Merck and Co. Inc. will pay $688 million to settle two securities class action lawsuits filed in New Jersey federal court alleging that the drug maker and others failed to disclose adverse results of a clinical trial for two cholesterol drugs Merck was developing, according to a Merck press release issued February 14 (In Re: Merck & Co., Vytorin/Zetia Securities Litigation, No. 2:08-CV-2177, D. N.J.; See September 2009, Page 28; In Re: Schering-Plough Corp./ENHANCE Securities Litigation, 08-397, D. N.J.; See July 2010, Page 43).

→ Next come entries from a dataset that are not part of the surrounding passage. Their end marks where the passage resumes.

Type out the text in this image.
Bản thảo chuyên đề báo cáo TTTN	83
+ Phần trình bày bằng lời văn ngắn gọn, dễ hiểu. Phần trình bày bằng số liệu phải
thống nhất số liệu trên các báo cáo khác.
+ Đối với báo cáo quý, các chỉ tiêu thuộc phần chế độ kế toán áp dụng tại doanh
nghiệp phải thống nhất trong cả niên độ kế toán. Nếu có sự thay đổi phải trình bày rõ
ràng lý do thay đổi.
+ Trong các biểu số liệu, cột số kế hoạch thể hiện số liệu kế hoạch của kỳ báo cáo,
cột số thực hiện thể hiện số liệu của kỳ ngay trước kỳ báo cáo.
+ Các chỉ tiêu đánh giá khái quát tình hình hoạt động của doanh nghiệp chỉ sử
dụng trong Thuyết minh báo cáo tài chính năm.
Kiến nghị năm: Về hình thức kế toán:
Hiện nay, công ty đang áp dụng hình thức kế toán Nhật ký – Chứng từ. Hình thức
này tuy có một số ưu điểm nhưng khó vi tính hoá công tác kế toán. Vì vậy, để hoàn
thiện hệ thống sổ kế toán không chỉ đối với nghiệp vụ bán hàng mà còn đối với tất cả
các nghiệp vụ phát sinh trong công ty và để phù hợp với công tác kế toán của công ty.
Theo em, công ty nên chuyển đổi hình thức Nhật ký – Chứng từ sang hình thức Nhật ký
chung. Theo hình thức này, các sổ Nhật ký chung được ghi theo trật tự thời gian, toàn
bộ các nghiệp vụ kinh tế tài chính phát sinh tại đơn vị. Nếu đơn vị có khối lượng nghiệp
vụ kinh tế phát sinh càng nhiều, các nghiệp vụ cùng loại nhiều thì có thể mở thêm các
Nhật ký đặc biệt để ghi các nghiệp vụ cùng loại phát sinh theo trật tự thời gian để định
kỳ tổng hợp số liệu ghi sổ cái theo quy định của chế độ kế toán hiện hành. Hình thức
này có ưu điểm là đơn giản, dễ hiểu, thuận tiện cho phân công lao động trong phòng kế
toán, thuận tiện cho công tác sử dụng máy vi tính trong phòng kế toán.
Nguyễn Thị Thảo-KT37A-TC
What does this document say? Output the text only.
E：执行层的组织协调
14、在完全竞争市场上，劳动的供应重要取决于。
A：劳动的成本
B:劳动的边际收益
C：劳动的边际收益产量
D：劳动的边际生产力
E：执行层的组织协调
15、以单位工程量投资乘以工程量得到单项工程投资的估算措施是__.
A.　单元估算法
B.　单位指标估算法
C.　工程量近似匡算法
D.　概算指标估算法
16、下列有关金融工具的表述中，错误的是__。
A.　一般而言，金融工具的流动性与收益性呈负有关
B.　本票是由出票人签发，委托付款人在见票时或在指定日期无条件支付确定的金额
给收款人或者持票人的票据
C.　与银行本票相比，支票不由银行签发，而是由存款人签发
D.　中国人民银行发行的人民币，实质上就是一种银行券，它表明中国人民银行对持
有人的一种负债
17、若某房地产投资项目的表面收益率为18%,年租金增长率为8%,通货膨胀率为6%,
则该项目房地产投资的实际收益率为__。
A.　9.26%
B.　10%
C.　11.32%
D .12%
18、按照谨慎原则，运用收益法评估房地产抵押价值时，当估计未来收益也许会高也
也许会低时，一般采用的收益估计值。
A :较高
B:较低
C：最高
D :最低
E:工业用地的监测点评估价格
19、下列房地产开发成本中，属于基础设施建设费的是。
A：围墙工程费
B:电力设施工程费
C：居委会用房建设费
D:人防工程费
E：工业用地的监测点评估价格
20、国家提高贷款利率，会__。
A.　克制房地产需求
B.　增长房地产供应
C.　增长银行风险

Under the terms of the settlements, which are subject to court approval in the U.S. District Court for the District of New Jersey, Merck will pay $215 million to resolve federal securities law claims against Merck and certain of its current and former officers and directors and another $473 million to settle claims against Merck subsidiary Schering-Plough Corp. and certain of its current and former officers and directors stemming from both sets of defendants’ alleged failure to disclose the adverse results of the ENHANCE (Ezetimibe and Simvastatin in Hypercholesterolemia Enhances Atherosclerosis Regression) clinical trial for Vytorin and Zetia.
According to the press release, “[t]he plaintiffs are investors who purchased certain securities issued by Merck and Schering-Plough between December 2006 and March 2008 and claim that they lost money when the results of the ENHANCE trial were published in early 2008.”